Does a transported priest have a soul? And if not, can a soulless priest save anyone? The list is endless - wish I'd thought of it. :)

I can't possibly keep up with what has been done in Sci-Fi literature. Chances are good someone has already addressed this in a story.
If you want to write your own, be my guest.
My story contains a number of other complications I didn't mention so will be whatever, it's own thing.
 
Agreed. But it seems to me if the church was concerned about the priest dying such that they needed to provide an indulgence, they should be equally concerned about his resurrection and what that would mean. To each his own, I suppose.

Just to completely derail this thread, one of the things that always bothered me about Star Trek was that if we had this transporter technology, why was it never used as a weapon? We westerners always seem to turn all our technologies into weapons, so if we had transporter technology, why couldn't we transport off a piece of someone else's hull, or create a means of transporting an entire ship into the center of a planet?
 
Regardless, I have to second jmercer.....I think it's a great story idea. You could have a lot of fun with it.
 
Agreed. But it seems to me if the church was concerned about the priest dying such that they needed to provide an indulgence, they should be equally concerned about his resurrection and what that would mean. To each his own, I suppose.

Just to completely derail this thread, one of the things that always bothered me about Star Trek was that if we had this transporter technology, why was it never used as a weapon? We westerners always seem to turn all our technologies into weapons, so if we had transporter technology, why couldn't we transport off a piece of someone else's hull, or create a means of transporting an entire ship into the center of a planet?

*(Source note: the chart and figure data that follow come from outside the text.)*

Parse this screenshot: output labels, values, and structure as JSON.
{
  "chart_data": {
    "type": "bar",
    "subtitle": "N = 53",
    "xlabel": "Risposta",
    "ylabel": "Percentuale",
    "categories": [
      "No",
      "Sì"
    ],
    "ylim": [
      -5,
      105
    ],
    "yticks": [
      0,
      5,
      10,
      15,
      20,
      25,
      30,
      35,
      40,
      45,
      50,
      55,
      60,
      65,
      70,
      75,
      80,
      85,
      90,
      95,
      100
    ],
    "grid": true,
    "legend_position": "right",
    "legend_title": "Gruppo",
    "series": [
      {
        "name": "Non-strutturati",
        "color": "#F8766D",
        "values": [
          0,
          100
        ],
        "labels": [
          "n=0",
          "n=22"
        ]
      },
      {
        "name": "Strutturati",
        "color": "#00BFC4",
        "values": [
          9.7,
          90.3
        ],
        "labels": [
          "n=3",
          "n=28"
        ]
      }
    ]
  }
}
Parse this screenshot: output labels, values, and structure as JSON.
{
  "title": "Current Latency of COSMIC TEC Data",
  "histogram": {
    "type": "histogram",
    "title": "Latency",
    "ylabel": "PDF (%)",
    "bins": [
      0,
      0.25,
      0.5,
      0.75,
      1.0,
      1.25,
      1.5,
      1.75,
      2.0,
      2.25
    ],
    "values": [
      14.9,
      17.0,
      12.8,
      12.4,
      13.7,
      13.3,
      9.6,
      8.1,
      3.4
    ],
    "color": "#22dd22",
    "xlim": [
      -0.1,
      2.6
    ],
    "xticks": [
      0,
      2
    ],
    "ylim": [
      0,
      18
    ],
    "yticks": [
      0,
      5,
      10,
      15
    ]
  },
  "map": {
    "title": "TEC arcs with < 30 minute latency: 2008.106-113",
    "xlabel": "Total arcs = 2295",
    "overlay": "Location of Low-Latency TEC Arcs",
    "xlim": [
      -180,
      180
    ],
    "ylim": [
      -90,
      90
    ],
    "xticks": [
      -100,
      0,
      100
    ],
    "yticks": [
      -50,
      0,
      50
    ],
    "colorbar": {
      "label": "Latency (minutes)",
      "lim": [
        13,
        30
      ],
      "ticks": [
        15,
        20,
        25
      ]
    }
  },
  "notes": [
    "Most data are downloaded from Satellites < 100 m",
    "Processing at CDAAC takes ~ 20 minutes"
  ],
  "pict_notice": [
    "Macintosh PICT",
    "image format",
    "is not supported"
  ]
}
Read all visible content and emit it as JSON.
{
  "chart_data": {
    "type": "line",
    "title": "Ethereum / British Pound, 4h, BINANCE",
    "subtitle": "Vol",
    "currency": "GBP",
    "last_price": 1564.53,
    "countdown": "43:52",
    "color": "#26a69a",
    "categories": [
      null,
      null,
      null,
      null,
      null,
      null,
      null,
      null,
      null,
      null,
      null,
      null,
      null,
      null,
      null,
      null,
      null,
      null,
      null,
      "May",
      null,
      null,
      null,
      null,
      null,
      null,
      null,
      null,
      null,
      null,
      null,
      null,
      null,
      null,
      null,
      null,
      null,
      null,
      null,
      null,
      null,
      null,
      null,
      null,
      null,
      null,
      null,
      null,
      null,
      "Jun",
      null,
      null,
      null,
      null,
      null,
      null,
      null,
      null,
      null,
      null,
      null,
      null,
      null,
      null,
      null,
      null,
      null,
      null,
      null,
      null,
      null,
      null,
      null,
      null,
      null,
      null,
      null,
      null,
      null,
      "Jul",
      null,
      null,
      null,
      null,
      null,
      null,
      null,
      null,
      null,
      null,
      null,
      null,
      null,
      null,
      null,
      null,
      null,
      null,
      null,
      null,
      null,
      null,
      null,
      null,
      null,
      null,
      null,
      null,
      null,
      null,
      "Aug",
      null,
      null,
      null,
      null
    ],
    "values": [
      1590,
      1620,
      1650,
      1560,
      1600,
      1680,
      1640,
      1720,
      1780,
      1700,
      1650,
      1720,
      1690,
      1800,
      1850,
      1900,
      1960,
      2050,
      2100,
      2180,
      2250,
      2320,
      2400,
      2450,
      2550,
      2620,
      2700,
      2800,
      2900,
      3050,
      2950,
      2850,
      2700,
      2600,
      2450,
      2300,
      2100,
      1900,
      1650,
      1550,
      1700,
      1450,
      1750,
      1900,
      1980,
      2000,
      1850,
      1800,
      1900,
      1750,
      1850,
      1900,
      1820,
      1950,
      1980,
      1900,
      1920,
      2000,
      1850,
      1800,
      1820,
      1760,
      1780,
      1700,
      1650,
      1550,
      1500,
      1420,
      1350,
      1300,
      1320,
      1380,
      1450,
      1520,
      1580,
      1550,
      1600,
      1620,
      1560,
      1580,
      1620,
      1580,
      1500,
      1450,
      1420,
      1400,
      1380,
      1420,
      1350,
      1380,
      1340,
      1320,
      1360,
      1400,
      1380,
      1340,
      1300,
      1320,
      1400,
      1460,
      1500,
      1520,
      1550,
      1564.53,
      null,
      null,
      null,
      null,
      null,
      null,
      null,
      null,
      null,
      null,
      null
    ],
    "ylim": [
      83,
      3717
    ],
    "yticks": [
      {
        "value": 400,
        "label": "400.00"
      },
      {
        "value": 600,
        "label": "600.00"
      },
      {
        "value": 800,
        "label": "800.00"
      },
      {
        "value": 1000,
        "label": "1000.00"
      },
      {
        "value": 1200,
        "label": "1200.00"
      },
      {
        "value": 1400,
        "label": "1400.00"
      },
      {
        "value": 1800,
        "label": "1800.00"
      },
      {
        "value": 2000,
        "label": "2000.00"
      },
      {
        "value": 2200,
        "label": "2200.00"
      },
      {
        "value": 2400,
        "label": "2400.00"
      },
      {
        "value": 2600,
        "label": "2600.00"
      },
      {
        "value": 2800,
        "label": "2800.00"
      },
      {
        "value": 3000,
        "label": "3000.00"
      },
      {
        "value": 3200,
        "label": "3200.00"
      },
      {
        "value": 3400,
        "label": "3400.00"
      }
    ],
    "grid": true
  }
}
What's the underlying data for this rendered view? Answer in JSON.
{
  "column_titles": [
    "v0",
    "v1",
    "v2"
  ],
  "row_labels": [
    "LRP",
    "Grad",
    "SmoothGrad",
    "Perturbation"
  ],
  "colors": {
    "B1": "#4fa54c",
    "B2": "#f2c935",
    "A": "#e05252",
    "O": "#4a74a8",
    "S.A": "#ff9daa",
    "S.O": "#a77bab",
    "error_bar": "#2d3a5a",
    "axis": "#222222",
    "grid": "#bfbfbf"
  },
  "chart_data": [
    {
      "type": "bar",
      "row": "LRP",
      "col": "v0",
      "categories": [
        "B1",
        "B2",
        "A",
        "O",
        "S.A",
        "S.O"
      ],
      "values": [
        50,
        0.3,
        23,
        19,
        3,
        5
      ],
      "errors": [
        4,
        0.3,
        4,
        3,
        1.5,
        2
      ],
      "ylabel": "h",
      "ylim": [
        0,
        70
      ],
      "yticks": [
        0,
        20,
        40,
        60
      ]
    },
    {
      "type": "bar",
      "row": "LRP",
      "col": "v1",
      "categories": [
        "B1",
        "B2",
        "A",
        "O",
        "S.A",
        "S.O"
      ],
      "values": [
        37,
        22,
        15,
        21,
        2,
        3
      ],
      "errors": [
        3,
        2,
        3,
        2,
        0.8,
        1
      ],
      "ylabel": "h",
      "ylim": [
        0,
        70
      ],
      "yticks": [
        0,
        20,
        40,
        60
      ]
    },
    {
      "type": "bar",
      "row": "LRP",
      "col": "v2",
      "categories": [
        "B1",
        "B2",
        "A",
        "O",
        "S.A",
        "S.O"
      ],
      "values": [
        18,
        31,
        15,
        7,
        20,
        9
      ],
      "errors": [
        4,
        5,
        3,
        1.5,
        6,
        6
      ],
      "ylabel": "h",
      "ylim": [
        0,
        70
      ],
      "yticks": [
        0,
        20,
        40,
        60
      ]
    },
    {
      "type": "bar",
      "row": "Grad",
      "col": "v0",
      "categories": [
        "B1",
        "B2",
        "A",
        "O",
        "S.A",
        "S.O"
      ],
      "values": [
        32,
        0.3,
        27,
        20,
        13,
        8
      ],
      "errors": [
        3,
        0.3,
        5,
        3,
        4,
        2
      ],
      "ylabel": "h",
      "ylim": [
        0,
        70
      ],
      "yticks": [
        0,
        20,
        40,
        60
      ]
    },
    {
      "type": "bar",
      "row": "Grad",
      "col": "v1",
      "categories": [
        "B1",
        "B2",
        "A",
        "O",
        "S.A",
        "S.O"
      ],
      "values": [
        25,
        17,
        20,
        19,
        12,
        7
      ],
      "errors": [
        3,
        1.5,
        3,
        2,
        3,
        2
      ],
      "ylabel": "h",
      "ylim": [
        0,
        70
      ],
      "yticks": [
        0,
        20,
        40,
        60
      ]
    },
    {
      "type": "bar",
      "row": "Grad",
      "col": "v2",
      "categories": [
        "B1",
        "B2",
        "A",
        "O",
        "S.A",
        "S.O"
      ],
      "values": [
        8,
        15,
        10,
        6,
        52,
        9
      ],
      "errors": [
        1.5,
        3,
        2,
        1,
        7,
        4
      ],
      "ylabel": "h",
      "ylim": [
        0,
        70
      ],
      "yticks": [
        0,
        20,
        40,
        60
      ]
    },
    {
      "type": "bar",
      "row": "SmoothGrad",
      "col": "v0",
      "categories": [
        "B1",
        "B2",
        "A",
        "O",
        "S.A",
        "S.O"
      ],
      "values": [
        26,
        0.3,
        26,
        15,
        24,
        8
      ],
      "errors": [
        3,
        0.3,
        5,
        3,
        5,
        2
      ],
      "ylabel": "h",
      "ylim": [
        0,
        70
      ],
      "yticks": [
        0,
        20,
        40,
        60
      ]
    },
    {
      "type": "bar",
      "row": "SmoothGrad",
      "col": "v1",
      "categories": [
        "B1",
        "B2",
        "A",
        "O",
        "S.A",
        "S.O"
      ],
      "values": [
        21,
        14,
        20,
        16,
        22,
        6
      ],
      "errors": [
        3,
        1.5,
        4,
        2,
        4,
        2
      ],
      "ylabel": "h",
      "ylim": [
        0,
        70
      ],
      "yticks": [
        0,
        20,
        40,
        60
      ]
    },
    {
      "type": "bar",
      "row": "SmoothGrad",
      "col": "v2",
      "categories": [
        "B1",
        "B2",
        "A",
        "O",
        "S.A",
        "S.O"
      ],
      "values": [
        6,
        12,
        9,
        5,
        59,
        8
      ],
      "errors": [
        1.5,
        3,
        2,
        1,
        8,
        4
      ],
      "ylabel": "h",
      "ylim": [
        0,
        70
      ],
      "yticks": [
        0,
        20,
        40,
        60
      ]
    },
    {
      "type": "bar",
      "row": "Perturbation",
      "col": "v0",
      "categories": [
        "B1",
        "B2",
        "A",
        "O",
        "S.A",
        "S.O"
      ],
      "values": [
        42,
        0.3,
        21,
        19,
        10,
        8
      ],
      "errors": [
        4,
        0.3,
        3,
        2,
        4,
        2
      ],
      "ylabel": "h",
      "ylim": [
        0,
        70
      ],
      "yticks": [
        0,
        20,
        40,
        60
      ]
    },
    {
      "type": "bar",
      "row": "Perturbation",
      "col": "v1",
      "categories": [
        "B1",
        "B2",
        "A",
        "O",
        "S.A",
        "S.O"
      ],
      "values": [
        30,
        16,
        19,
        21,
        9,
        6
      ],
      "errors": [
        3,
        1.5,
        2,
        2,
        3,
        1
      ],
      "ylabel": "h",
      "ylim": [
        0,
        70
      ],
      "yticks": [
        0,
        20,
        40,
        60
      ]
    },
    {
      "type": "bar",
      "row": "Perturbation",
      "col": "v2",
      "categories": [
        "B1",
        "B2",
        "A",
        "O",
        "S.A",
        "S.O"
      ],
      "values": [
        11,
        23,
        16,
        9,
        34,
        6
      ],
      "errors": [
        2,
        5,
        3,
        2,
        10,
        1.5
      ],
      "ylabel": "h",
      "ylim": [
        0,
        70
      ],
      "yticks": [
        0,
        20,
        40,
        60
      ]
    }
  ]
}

Oh, sorry. I wasn't dissmissing your point about ressurrection. There would be argument about whether it had a soul, and I'll make that point as a part of the confusion about the whole idea of sending a missionary that way. I suppose some would suggest it better to send missionary robots.

I was a college student back when Carl Sagan began his science writing career. He did an award winning article on black holes. I loaned a copy of it to a guy who after reading it said, "There first thing you know, they'll be making those things and dropping them on Russia!"

Sometimes in Star Trek they would transport explosives, tribbles, or what not into other ships, and your're right, we always go for the military application.